Salesforce limit records to 30k per stream

  • Is this your first time deploying Airbyte?: Yes
  • OS Version / Instance: Windows
  • Memory / Disk: you can use something like 4Gb / 100 Gb
  • Deployment: Docker
  • Airbyte Version: 0.36.2
  • Source name/version: Salesforce
  • Destination name/version: Postgres
  • Step: During Sync
  • Description: I setup the OpportunityContactRole and OpportunityLineItem objects to be pulled for full refresh and overwrite and the sync pulled exactly 30,000 records for each. I then reset these to be incremental and ran the sync twice with the first sync pulling the same number of records and the next sync pulling the remainder. It seems to me that the issue may be with the next_page_token method in the BulkSalesforceStream class, but I am not familiar with the Salesforce API.

When you changed to incremental the number of records are wrong? Do you have some numbers?

After the the second incremental sync was run the number of records in the Postgres destination matched the number that I was expecting to see for the specified Salesforce objects. I added in some additional objects to pull from Salesforce with Full Refresh | Overwrite set as the sync mode, and have had some be able to pull more than the default page size (Contacts) and others capped at that page size. I believe that setting my sync mode for all of the objects I want to pull to incremental should solve this issue, but I just wanted to bring attention to the issue that I had with the sync mode for some of the objects.

Thanks Kris, I’ll open an issue to further investigation. Please let me know if you see any discrepancy between data you’re syncing.

Hi @marcosmarxm, did you find anything in your further investigation?

This issue is affecting me for Incremental or Full overwrite…i’ve yet to find a method that will enable me to pull all records. Continuing to troubleshoot to provide additional details, wanted to see if you’d discovered anything?

What version of Salesforce are you using Chance Barkley?

@marcosmarxm Sales Cloud Enterprise API v54

Sorry, Airbyte connector version

My bad @marcosmarxm 1.06

I just realized how far behind I was on the platform version.

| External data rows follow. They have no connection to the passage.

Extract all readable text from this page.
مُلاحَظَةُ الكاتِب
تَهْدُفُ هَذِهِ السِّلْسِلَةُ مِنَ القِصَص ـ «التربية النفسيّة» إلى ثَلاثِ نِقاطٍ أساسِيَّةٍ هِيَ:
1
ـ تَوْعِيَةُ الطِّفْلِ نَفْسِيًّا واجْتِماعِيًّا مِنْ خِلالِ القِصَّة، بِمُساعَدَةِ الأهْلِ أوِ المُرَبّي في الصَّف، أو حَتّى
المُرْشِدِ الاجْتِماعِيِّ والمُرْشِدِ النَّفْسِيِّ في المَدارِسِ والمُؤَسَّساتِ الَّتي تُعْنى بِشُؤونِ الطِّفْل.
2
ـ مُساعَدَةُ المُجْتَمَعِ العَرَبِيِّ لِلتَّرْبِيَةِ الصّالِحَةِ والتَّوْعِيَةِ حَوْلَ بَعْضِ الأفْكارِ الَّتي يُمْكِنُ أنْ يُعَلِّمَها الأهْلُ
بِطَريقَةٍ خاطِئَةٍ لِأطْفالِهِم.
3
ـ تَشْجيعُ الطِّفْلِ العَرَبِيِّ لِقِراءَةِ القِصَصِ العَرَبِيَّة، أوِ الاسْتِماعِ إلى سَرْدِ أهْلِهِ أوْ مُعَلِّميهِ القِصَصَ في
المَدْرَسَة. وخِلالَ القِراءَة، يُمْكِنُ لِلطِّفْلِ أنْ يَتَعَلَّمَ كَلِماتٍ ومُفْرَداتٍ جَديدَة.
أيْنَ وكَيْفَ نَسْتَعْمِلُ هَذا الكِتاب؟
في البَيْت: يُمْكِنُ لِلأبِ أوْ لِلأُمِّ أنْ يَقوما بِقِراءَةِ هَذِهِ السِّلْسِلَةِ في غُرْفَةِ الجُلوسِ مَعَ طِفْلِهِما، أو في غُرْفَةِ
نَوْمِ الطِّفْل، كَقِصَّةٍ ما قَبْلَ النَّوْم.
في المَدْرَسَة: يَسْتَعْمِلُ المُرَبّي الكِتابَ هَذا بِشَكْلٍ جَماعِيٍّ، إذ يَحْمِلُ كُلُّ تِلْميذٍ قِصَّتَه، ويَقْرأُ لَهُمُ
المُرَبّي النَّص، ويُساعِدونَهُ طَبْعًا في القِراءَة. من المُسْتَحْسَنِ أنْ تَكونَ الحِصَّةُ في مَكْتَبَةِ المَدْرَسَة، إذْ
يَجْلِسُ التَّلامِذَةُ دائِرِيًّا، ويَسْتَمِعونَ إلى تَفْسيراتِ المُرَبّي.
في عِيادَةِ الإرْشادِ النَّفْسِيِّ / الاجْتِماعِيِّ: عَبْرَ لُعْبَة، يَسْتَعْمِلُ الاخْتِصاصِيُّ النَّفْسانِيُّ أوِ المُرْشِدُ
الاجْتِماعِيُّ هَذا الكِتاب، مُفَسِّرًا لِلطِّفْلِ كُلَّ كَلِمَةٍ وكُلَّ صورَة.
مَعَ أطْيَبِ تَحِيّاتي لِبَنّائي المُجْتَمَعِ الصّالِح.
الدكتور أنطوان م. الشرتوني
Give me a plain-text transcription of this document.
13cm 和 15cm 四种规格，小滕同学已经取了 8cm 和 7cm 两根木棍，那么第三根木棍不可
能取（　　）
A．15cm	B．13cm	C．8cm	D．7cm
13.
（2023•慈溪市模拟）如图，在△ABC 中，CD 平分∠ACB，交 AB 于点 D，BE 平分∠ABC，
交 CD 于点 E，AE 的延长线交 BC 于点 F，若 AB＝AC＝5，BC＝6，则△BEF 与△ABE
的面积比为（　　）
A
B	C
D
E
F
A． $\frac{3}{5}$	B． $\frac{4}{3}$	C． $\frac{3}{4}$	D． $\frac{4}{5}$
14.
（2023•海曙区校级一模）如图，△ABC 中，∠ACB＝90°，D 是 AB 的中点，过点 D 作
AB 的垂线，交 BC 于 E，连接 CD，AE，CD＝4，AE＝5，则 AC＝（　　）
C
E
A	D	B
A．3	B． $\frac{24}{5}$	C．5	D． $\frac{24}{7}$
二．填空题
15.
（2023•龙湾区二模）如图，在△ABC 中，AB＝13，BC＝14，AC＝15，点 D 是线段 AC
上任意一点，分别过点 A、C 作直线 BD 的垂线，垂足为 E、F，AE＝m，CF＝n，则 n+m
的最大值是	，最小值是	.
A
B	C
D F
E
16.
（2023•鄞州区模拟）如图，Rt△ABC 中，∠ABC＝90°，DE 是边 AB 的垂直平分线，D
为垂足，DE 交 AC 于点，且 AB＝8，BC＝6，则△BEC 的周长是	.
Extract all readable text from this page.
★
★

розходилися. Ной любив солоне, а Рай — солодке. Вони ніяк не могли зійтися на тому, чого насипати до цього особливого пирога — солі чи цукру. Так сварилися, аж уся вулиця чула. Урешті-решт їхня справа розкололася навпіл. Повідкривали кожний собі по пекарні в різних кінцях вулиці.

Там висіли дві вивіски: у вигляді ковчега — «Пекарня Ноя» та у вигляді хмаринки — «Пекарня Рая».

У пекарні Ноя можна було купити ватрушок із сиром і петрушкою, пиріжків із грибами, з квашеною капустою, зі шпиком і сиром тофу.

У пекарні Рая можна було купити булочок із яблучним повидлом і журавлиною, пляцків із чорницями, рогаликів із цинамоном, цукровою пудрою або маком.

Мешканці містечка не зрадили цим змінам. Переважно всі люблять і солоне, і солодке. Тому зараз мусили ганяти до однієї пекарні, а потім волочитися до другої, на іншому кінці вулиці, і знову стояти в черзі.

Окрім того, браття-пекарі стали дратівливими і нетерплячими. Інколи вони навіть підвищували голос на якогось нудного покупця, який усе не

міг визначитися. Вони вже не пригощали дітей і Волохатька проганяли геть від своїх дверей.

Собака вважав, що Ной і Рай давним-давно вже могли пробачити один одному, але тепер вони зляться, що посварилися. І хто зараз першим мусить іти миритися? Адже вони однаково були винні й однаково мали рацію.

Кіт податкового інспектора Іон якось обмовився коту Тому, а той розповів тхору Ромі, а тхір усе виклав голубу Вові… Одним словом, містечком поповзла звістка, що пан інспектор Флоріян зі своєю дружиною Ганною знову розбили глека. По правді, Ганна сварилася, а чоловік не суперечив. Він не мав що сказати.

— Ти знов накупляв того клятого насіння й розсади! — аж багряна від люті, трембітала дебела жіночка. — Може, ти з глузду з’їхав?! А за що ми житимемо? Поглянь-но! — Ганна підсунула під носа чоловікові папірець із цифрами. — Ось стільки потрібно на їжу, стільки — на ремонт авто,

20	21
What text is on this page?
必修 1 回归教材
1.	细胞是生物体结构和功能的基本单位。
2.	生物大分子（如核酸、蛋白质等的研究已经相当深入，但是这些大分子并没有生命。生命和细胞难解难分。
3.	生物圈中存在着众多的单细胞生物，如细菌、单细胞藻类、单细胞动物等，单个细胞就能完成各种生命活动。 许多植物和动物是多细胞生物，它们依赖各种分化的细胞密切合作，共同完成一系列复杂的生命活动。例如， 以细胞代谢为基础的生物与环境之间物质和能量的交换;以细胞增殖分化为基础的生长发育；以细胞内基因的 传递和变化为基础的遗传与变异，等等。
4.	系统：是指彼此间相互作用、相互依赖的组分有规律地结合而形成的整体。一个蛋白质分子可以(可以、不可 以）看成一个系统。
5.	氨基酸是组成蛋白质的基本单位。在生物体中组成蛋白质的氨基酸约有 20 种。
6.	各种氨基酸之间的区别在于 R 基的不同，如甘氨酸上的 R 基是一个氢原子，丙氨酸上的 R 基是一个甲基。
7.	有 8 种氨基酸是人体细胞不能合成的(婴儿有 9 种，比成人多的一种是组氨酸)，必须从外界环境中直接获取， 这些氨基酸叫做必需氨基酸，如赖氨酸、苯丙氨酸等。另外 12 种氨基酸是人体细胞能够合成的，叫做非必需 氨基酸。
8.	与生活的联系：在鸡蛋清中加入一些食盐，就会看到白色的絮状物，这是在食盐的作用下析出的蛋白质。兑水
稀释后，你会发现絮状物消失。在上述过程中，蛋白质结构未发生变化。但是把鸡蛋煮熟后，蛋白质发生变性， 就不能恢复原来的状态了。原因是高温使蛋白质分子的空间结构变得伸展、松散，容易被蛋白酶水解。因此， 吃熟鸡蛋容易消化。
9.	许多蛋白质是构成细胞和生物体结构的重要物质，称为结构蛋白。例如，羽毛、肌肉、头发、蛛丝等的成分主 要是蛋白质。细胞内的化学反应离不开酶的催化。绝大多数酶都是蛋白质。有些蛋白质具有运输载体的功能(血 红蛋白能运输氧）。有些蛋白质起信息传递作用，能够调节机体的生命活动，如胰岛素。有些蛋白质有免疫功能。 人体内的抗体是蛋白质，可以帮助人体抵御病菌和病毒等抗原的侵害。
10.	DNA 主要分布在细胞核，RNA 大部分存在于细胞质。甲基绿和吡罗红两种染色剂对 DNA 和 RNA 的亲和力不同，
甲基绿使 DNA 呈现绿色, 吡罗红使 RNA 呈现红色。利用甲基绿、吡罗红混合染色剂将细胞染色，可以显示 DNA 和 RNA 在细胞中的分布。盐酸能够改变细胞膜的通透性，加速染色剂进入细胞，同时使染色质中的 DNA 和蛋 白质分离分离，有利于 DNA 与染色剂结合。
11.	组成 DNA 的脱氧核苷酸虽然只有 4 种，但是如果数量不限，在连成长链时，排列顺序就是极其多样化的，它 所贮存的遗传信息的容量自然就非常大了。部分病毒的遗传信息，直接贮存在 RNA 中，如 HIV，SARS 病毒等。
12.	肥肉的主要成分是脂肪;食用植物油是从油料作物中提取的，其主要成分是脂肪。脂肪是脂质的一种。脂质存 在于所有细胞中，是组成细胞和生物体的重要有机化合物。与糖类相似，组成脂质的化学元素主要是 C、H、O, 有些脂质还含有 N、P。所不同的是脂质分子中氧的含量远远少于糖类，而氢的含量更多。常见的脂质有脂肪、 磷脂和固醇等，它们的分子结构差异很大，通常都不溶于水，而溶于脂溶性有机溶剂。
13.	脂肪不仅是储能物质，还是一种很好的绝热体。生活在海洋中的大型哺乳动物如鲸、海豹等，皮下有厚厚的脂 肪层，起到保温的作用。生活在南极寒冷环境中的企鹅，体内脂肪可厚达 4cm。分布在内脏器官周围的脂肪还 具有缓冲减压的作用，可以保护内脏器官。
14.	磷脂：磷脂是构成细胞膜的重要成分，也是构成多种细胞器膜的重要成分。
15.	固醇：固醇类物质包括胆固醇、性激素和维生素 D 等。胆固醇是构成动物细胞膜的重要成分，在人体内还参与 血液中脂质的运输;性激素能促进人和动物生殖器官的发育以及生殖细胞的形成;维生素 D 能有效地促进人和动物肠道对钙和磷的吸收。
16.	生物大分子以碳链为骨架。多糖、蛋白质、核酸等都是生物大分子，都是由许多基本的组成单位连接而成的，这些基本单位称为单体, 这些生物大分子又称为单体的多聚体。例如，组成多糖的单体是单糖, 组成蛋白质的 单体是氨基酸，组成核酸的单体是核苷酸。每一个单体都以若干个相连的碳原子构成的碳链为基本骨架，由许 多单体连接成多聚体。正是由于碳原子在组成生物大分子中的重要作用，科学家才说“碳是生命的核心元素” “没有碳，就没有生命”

Trying an upgrade of platform and connector to the latest now to see if that makes a difference. Will report back.

[Update]

  • Is this your first time deploying Airbyte?: No
  • OS Version / Instance: Amazon Linux 2 on EC2
  • Memory / Disk: r5.large 100GiB ssd
  • Deployment: Docker
  • Airbyte Version: 0.39.7
  • Source name/version: Salesforce 1.09
  • Destination name/version: Snowflake 4.28
  • Step: Sync Outcome

Issue remains after upgrade. As you can see, it appears to read >56k rows, but then at the end limits it to 30k.

Could you try latest 1.0.9 I know a few versions ago there was a bug in pagination.

@marcosmarxm , I tried the latest without luck. See edited comment above for details. Please let me know if you have any questions or other suggestions.

Thanks @johnlafleur for the assist in unlocking comments.

Hello Chance, this issue was solved in Source Salesforce: fix sync capped streams with more records than page size by marcosmarxm · Pull Request #13658 · airbytehq/airbyte · GitHub
You must update to Salesforce 1.0.10 I was able to replicate the issue and submit a fix.